Древний Египет стал местом действия нового балета. «Дочь фараона» представили в Мариинском театре.
Потребность академического театра в многоактном классическом спектакле, а также интерес современников к старине – перманентные причины обращения к забытым балетным махинам. В начале 21-го века «Дочери фараона» отдал дань Большой театр, но версия хореографа Пьера Лакотта по большей части сложилась как плод его воображения, базировавшийся на принципах французской школы. Мариинский театр в 2023 голу подошел к делу основательней, с документами.
Мариус Петипа сделал этот пышный и помпезный балет в начале своей карьеры хореографа. Это во многом была его проба пера. (Что важно, если внимательно смотреть «Дочь», увидишь, откуда ноги растут у поздних балетов мастера).
С 1862 года «Дочь фараона» (в разных авторских редакциях) числилась в репертуаре Императорских театров, и пропала лишь при советской власти, как типичный образец дворянской культуры. Спектакль – завсегдатай афиш был любимцем публики и многих известных балерин, в нем танцевавших. И одновременно служил объектом насмешек, ибо нелепостей для позитивистского сознания там много. (Понимание того, что позитивистское сознание и старый балет несовместимы, пришло гораздо позже).
Да и Мариус наш Иванович был не только гениальным конструктором балетных комбинаций, но и отменным шоуменом, думавшим не о нетленке, а о картинке. Роскошная зрелищность – наше всё, вот его подсознательный и сознательный девиз.

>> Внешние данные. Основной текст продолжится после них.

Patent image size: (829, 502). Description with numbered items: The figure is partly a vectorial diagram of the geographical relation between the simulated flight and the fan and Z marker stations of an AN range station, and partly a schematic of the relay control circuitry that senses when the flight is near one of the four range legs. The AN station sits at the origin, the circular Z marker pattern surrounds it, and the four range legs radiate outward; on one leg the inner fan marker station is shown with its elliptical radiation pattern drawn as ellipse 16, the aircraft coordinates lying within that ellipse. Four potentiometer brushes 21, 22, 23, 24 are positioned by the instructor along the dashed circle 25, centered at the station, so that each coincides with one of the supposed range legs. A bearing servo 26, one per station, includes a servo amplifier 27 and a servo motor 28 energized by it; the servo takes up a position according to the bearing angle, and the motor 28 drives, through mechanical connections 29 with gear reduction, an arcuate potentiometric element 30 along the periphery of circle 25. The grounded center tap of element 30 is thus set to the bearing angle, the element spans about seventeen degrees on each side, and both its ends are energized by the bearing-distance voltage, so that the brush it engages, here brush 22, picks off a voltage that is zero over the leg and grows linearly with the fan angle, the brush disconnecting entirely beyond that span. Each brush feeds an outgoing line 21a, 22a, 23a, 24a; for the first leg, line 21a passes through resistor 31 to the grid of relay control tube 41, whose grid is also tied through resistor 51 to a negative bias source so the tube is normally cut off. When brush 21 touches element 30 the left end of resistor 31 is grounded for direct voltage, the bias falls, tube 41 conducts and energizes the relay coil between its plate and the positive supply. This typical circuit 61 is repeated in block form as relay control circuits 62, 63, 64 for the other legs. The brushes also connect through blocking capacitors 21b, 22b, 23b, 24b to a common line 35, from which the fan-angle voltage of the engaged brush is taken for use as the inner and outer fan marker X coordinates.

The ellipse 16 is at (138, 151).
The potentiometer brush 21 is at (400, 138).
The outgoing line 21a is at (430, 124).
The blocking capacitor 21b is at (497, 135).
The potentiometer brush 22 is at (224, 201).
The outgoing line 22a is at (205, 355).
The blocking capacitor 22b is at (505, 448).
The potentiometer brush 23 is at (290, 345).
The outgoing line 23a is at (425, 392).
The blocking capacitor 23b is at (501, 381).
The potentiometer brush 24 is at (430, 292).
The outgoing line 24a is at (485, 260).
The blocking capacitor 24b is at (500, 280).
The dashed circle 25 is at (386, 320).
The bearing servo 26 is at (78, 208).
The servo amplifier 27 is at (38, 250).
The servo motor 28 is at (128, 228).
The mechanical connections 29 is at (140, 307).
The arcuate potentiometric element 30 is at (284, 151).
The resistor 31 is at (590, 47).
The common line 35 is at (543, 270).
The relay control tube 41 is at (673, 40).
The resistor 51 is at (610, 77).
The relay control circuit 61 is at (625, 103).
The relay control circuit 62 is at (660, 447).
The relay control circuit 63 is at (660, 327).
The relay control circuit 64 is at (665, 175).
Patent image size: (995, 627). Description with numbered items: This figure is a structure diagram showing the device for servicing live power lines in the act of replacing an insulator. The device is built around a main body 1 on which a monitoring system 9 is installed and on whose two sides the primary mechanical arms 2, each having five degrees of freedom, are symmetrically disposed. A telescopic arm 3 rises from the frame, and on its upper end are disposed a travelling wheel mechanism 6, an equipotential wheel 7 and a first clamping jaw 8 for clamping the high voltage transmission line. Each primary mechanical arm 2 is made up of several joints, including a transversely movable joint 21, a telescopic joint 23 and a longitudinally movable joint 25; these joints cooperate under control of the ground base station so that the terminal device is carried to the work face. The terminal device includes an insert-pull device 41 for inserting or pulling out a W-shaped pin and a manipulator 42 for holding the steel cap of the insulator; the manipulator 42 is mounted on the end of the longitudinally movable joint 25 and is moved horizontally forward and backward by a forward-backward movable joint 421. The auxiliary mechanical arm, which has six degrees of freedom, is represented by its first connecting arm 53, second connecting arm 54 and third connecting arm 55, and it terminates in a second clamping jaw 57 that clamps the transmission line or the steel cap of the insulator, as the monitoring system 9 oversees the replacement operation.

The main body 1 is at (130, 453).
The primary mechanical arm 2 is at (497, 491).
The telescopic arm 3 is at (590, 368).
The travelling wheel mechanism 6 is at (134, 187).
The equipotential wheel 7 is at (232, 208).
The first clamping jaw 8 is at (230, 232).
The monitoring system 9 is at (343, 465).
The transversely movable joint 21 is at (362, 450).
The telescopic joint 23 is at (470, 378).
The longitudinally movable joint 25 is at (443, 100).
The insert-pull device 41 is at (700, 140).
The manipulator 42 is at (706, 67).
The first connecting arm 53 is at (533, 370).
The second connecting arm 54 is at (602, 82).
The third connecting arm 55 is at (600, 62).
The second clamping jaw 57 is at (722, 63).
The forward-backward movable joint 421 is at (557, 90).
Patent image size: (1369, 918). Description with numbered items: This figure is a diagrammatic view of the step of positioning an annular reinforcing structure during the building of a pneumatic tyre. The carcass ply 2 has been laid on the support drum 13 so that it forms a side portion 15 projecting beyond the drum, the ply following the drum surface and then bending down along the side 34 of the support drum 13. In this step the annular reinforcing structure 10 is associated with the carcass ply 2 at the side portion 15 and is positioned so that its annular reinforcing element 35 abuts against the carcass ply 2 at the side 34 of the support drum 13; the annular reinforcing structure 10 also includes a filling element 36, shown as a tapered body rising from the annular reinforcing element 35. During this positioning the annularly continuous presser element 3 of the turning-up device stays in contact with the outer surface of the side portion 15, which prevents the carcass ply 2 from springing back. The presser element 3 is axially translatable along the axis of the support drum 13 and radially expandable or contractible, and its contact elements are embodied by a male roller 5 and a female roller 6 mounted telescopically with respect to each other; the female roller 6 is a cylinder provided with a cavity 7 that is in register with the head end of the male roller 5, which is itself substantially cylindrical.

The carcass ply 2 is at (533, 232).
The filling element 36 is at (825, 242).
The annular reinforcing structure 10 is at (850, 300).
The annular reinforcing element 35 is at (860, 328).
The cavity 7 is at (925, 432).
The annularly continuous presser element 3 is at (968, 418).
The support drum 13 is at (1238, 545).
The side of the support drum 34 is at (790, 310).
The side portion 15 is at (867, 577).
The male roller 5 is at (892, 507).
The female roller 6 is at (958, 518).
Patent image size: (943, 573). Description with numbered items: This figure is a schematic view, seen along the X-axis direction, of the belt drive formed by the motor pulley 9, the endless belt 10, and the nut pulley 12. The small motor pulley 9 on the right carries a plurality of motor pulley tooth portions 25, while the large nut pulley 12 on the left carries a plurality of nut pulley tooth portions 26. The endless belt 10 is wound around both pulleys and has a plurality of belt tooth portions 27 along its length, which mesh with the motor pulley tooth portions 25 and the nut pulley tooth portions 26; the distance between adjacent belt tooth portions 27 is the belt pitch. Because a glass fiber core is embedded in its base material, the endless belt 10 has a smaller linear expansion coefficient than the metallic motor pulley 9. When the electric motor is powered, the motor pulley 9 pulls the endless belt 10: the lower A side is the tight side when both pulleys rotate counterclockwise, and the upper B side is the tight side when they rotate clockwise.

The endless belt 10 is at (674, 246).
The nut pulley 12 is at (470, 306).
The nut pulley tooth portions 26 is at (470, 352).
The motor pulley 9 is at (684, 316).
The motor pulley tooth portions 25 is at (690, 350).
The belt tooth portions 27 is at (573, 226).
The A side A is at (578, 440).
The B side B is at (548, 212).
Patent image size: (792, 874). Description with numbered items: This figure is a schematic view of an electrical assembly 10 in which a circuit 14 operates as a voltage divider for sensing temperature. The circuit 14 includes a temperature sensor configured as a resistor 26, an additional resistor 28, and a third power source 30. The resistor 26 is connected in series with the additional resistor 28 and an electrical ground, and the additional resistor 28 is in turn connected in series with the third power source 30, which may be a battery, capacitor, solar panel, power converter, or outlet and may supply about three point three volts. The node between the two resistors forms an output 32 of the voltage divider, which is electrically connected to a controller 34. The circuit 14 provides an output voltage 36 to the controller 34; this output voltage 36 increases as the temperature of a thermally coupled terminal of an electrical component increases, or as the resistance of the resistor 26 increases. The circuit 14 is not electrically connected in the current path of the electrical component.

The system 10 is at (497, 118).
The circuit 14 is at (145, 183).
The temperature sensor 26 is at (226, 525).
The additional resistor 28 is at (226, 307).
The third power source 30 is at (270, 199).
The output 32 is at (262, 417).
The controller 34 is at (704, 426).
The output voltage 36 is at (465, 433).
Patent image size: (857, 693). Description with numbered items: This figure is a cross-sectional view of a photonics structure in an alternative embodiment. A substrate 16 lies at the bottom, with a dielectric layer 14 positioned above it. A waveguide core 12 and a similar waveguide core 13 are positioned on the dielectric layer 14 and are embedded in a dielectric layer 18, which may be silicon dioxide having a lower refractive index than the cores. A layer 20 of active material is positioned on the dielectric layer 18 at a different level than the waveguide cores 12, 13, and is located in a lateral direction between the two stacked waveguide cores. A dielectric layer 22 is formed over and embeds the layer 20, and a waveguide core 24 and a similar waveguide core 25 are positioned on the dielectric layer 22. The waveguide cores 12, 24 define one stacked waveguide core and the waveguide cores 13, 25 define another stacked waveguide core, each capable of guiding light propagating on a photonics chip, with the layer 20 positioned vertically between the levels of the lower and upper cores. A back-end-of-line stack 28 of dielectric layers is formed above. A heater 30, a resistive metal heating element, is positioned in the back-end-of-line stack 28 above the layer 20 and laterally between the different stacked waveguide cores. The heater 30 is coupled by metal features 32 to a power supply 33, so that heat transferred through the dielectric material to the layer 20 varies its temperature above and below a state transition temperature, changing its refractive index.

В числе прочего Петипа не раз использовал мировые новости как повод для балетов. «Дочь фараона» родилась, как и вердиевская «Аида», из интереса к Египту, обострившемуся в связи со строительством Суэцкого канала. Либретто француза Сен-Жоржа по «Роману мумии» Теофиля Готье, довольно смешное, свою задачу выполнило: и как повод для развернутых танцевальных картин, и как проводник в экзотический мир.
Это история о том, как английский лорд, турист в Египте, спрятался от самума в пирамиде и там накурился опиума, отчего ему приснился красочный сон. Что он не лорд Вильсон, а древний египтянин Таор, обожающий дочь фараона Аспиччию. Тут, конечно, любовь и приключения, и не только на земле, но и на дне реки, куда означенная дочь бросается с горя. Потом – снова на земле, в финале картинный апофеоз с египетскими богами, и наглядная связь времен, когда зеркальце фараоновой дочки становится зеркалом времени.
Все это повод, чтобы показать танцы. Гран-па охотниц в лесу, развернутые праздники в фараоновом дворце, танец оживших кариатид с участием детей, рыбацкую свадьбу и пляски рек, от Темзы до Тибра, на дне Нила.
А что такого, реки пришли к Нилу в гости, и каждая танцует свое: Гвадалквивир – качучу, Тибр – тарантеллу, Нева – русскую с платочком.
Есть еще комическая обезьянка в исполнении ученика балетной школы, два верблюда, составленные из четырех артистов миманса, лев (такой же), нападающий на героиню, кобра на палочке, кусающая людей, и живая лошадь в колеснице фараона. Всё это вызывает традиционное оживление в зале.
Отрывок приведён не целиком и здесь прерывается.